Objective: To document conceptual development, item construction, and use of content experts in designing multidimensional measures of physician job satisfaction and global satisfaction scales for assessing physicians' job perceptions across settings and specialties.
Design: Using previous research, physician focus groups, secondary analysis of survey data, interviews with physician informants, and a multispecialty physician expert panel, distinct job facets and statements representing those facets were developed.

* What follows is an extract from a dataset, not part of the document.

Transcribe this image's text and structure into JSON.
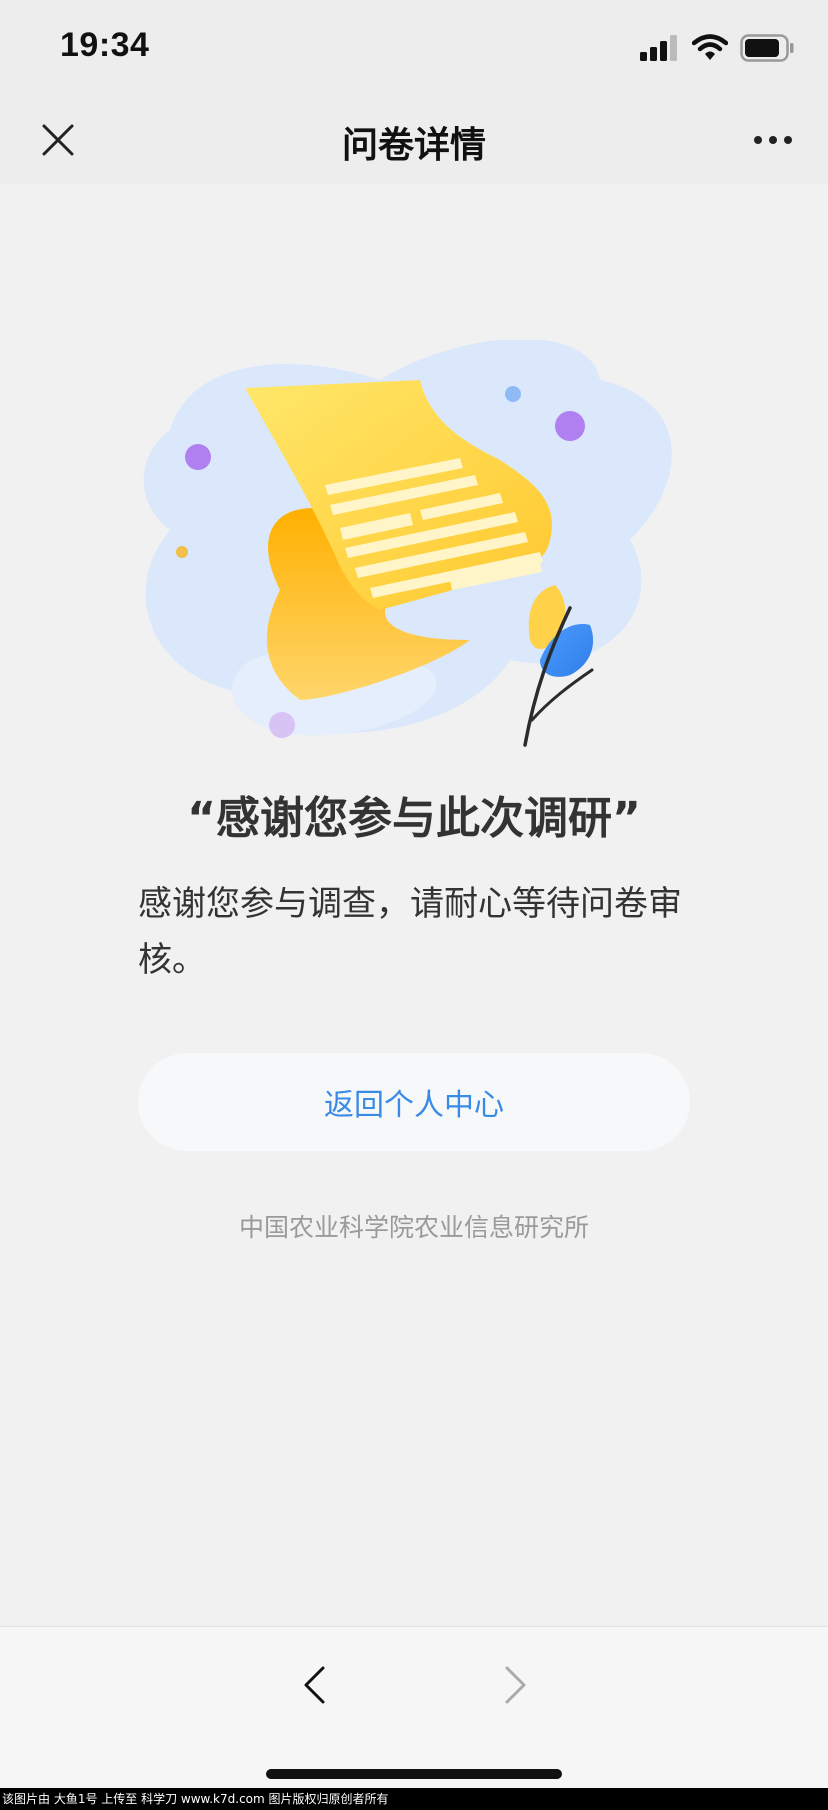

Results: Facets from previously validated instruments included autonomy, relationships with colleagues, relationships with patients, relationships with staff, pay, resources, and status. New facets included intrinsic satisfaction, free time away from work, administrative support, and community involvement. Physician status items were reconfigured into relationships with peers, patients, staff, and community, yielding 10 hypothetical facets. Global scales and items were developed representing satisfaction with job, career, and specialty.
Conclusions: A comprehensive approach to assessing physician job satisfaction yielded 10 facets, some of which had not been previously identified, and generated a matching pool of items for subsequent use in field tests.